I remembered his earnest concern, and said, "Not so. He cares for her very much."

"So you say, but does he know how to show her? I think not. Poor child." Mamma hurried around me and toward the swing. "We'll show her a refuge where she may come to be surrounded by family."

I stood there, silent, alone and smiling.

"Mistress?" Gardener stood off the path in the shade of a cypress tree. He was old enough to be my grandfather and a solitary man, unused to speaking, relating more to plants than to people. He had come to know me when I was a child and now he listened politely when I directed him, allowed me to think myself in charge of the gardens, and did whatever he liked.

It was a good arrangement.

Still intoxicated with the feeling that my family would be an excellent balm for Princess Isabella's woes, I moved off the path to join him. In a small shaded alcove surrounded by tall, trimmed boxwood hedges, I asked, "What is it, Gardener?"

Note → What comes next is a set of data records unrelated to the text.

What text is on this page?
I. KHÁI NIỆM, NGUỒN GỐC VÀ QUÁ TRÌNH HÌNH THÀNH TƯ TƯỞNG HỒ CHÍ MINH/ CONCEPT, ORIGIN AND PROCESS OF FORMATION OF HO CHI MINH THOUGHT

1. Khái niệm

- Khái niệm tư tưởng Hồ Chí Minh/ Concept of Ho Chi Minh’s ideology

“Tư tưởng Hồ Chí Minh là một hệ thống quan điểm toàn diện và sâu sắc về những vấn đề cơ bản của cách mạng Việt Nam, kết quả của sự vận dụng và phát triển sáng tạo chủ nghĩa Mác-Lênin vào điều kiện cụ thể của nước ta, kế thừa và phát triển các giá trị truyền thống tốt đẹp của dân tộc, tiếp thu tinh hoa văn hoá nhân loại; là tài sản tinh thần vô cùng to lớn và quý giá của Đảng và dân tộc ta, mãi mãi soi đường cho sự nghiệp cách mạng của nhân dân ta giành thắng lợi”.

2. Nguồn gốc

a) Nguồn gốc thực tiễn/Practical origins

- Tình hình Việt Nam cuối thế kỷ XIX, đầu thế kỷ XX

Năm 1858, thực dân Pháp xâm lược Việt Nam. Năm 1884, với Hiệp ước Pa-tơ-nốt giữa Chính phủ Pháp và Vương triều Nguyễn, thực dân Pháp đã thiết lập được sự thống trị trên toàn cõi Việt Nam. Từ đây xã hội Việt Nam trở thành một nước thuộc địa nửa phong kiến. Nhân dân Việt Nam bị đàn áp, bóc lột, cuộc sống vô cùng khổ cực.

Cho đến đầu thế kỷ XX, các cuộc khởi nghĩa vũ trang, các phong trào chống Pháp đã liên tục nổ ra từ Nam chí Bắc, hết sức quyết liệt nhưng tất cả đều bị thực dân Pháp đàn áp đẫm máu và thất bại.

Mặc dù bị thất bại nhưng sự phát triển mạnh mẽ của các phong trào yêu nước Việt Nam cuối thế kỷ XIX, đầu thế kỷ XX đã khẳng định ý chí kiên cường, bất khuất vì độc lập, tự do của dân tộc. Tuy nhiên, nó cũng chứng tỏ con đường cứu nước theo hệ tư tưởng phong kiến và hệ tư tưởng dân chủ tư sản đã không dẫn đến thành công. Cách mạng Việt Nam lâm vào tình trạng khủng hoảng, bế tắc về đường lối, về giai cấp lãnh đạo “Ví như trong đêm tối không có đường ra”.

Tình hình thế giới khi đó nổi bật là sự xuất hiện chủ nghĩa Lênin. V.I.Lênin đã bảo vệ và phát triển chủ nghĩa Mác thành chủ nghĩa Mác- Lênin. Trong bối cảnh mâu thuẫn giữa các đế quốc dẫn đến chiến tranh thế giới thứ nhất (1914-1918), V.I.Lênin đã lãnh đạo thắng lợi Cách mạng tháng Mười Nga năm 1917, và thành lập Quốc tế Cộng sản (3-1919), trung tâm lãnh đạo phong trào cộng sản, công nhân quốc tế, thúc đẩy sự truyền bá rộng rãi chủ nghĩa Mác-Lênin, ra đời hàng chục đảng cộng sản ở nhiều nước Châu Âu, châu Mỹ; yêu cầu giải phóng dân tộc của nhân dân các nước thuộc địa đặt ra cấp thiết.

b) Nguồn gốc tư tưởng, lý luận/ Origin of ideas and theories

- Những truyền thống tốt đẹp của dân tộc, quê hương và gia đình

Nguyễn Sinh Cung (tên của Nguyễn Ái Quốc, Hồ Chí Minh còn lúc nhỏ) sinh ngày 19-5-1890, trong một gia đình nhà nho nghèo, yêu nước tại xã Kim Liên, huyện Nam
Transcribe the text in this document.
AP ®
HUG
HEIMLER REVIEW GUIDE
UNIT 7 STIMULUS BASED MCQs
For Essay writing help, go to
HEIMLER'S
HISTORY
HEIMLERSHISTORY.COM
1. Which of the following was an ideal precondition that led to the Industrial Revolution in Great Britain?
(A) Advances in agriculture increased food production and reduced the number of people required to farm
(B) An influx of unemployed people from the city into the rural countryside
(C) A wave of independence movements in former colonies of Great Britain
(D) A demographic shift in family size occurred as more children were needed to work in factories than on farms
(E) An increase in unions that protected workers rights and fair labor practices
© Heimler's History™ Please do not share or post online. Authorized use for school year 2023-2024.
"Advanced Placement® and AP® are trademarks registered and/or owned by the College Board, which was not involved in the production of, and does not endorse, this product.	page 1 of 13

His shaggy eyebrows waggled ominously at me. "Mistress, I looked at the branch on the walnut tree. I have bad news. Such bad news."

"Oh no," I breathed.

The tree. The mighty walnut tree that every child in my family climbed and loved and dreamed in . . . was rotten. It would have to be taken down, and all the traditions and joy that the tree created would finish among tears and lamentation.

"The branch that broke outside your window . . . sabotage has been its untimely end."